HOUSTON (Reuters) - After Hurricane Harvey roared into Texas, flooding oil refineries and crippling ports along U.S. Gulf Coast, Latin American countries scouring the globe for other sources of fuel are zeroing in on a flotilla waiting to unload off the coast of Venezuela.
Almost no fuel tankers have sailed from Texas for Latin America in six days, according to Thomson Reuters vessel tracking data. Terminals and refineries shut by the storm are unlikely to fully recover for weeks.
The United States is the world’s largest net exporter of refined petroleum products, shipping around 5.05 million barrels of fuel per day. Latin America received almost half of that, or 2.5 million barrels per day (bpd). Most of it loads from the U.S. Gulf Coast.
Latin America’s top recipients of U.S. fuel shipments are Mexico, Brazil and Venezuela, which is an OPEC member sitting on the world’s largest crude oil reserves. However, Venezuela refineries are in such poor repair that the country cannot meet its domestic fuel needs.
On Tuesday, a trading firm with two cargoes of diesel waiting to discharge in the port of Curacao notified Venezuela’s state-run oil company PDVSA it plans to suspend its delivery contract and divert the shipments to Ecuador, according to a PDVSA source familiar with the firm’s international trade.
PDVSA did not immediately respond to a request for comment.
Mexico, Brazil, Colombia and other countries also want to tap some of the about 7 million barrels of fuel sitting in the Caribbean sea, according to three traders and shippers.
Some of the two dozen tankers sitting offshore have been waiting for weeks to discharge, either because cash-strapped PDVSA has been slow to pay for fuels or because of bottlenecks at ports.
“Refiners are waiting for (U.S.) ports to reopen to start shipping what they have in storage, but some companies are desperate,” said a trader from an oil firm supplying some regional state-run oil companies.
Mexico, which normally imports two gasoline cargoes per day, is among the countries looking to buy the fuels, the trading sources said.
If trading firms that control the tankers “offer to divert a cargo from Venezuela, they (Mexico) are going to take it,” said a source at an oil company with large operations in Latin America.
Peruvian oil company Petroperu (PET.LM) on Monday launched a tender to buy up to five cargoes of diesel for delivery in September and October, according to a document seen by Reuters. Colombia’s state-run Ecopetrol (ECO.CN) has called trading firms to find gasoil cargoes for prompt delivery, a source said.

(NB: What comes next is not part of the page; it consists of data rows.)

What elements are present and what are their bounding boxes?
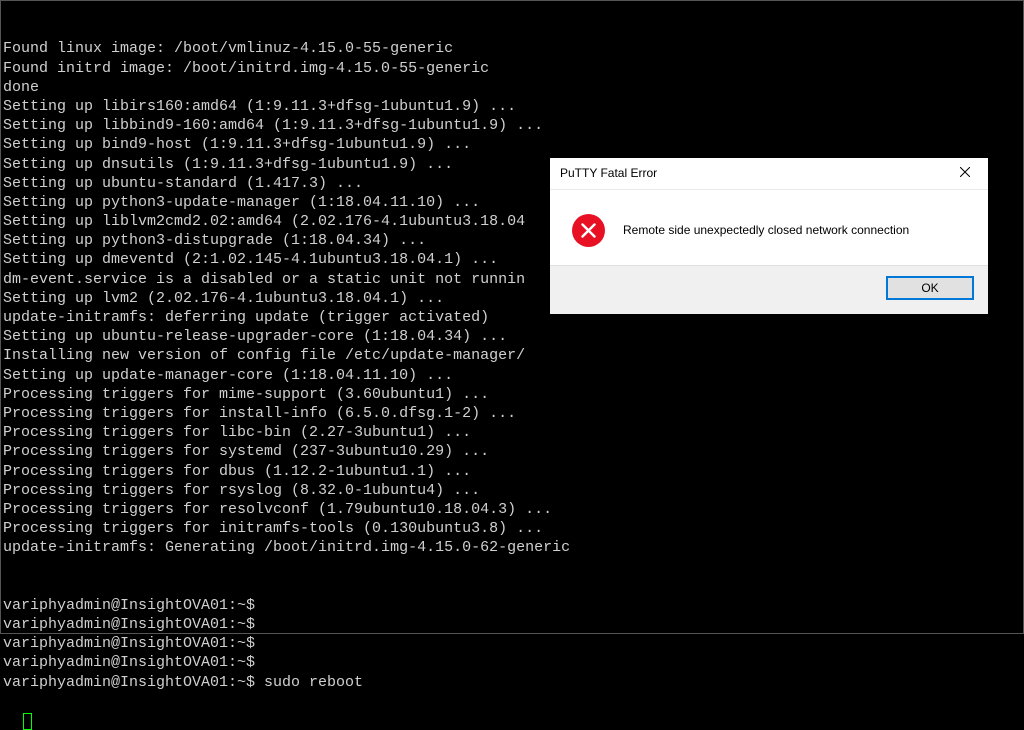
terminal-line: Processing triggers for dbus (1.12.2-1ub…: [3, 462, 1021, 481]
terminal-line: Processing triggers for resolvconf (1.79…: [3, 500, 1021, 519]
terminal-line: Processing triggers for systemd (237-3ub…: [3, 442, 1021, 461]
terminal-prompt-line: variphyadmin@InsightOVA01:~$: [3, 615, 1021, 634]
terminal-line: Found initrd image: /boot/initrd.img-4.1…: [3, 59, 1021, 78]
terminal-line: Processing triggers for install-info (6.…: [3, 404, 1021, 423]
terminal-line: Processing triggers for rsyslog (8.32.0-…: [3, 481, 1021, 500]
error-icon: [572, 214, 605, 247]
terminal-line: Processing triggers for mime-support (3.…: [3, 385, 1021, 404]
terminal-line: update-initramfs: Generating /boot/initr…: [3, 538, 1021, 557]
dialog-message: Remote side unexpectedly closed network …: [623, 223, 909, 238]
dialog-title: PuTTY Fatal Error: [560, 166, 657, 181]
terminal-line: Setting up libbind9-160:amd64 (1:9.11.3+…: [3, 116, 1021, 135]
close-icon: [960, 166, 970, 181]
terminal-line: Installing new version of config file /e…: [3, 346, 1021, 365]
terminal-prompt-line: variphyadmin@InsightOVA01:~$: [3, 634, 1021, 653]
terminal-line: Processing triggers for libc-bin (2.27-3…: [3, 423, 1021, 442]
terminal-prompts: variphyadmin@InsightOVA01:~$variphyadmin…: [3, 596, 1021, 692]
dialog-body: Remote side unexpectedly closed network …: [550, 190, 988, 265]
error-dialog: PuTTY Fatal Error Remote side unexpected…: [550, 158, 988, 314]
terminal-line: Setting up ubuntu-release-upgrader-core …: [3, 327, 1021, 346]
terminal-prompt-line: variphyadmin@InsightOVA01:~$: [3, 596, 1021, 615]
terminal-line: Setting up libirs160:amd64 (1:9.11.3+dfs…: [3, 97, 1021, 116]
ok-button[interactable]: OK: [886, 276, 974, 300]
terminal-output: Found linux image: /boot/vmlinuz-4.15.0-…: [1, 1, 1023, 730]
terminal-cursor: [23, 713, 32, 730]
dialog-titlebar[interactable]: PuTTY Fatal Error: [550, 158, 988, 190]
terminal-line: done: [3, 78, 1021, 97]
terminal-line: Setting up update-manager-core (1:18.04.…: [3, 366, 1021, 385]
terminal-line: Setting up bind9-host (1:9.11.3+dfsg-1ub…: [3, 135, 1021, 154]
dialog-footer: OK: [550, 265, 988, 314]
close-button[interactable]: [942, 158, 988, 190]
terminal-line: Processing triggers for initramfs-tools …: [3, 519, 1021, 538]
terminal-line: Found linux image: /boot/vmlinuz-4.15.0-…: [3, 39, 1021, 58]
terminal-prompt-line: variphyadmin@InsightOVA01:~$: [3, 653, 1021, 672]
terminal-prompt-line: variphyadmin@InsightOVA01:~$ sudo reboot: [3, 673, 1021, 692]
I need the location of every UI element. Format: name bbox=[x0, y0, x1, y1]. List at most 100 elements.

Harvey has caused refinery outages that resulted in about 21 million barrels of gasoline and distillates in lost production as of Wednesday, according to Reuters’ estimates based on Energy Information Administration numbers.
U.S. refineries with capacity to produce 4.4 million bpd have shut. That is nearly 4.5 percent of total global fuel supply.
Diverting the cargoes from Venezuela could bring big profits to traders as diesel and gasoline prices are rising fast due to the U.S. supply disruptions. But providers would have to reach agreements with PDVSA before moving the tankers.
PDVSA has failed to prepay for most of the tankers anchored near Venezuelan ports, according to the sources. Even so, traders would seek to agree with Venezuela to swap them for cargoes they could deliver later, rather than violate their end of a contract and damage their relationship with PDVSA.
“For diverting a cargo you need to declare a contract breach and that could lead to a long battle,” one trader said.
“It might be easier for traders to negotiate another delivery window for September or October, which could allow charterers to divert these cargoes in the meantime.”
Some nations have more fuel in storage than others to cushion the impact on domestic markets of the reduction in U.S. supplies.
Brazil, Latin America’s largest buyer of U.S. diesel and a big gasoline importer, has fuel storage constraints, said Adriano Pires, a consultant at Brazil’s Center for Infrastructure. But he added that the storm’s hit to U.S. shipment capacity has not yet became a problem.
“I don’t think those cargoes have a strong commitment to be delivered to PDVSA in the current situation, so South America, especially Brazil, could get something from there,” said Robert Campbell from consultancy Energy Aspects.
U.S. sanctions on new Venezuelan debt operations and on officials, including President Nicolas Maduro and PDVSA’s Finance Vice President Simon Zerpa, have compounded trading difficulties.
Some banks that routinely provided trade financing for companies importing and exporting Venezuelan oil have stopped issuing letters of credit.
Maduro’s government has sought to blame the shortage of essential goods on the United States for imposing financial sanctions that have delayed imports.
The sanctions meant that Venezuela “cannot pay for imported essential goods for the people”, said Delcy Rodriguez, president of Venezuela’s recently-installed pro-Maduro Constituent Assembly.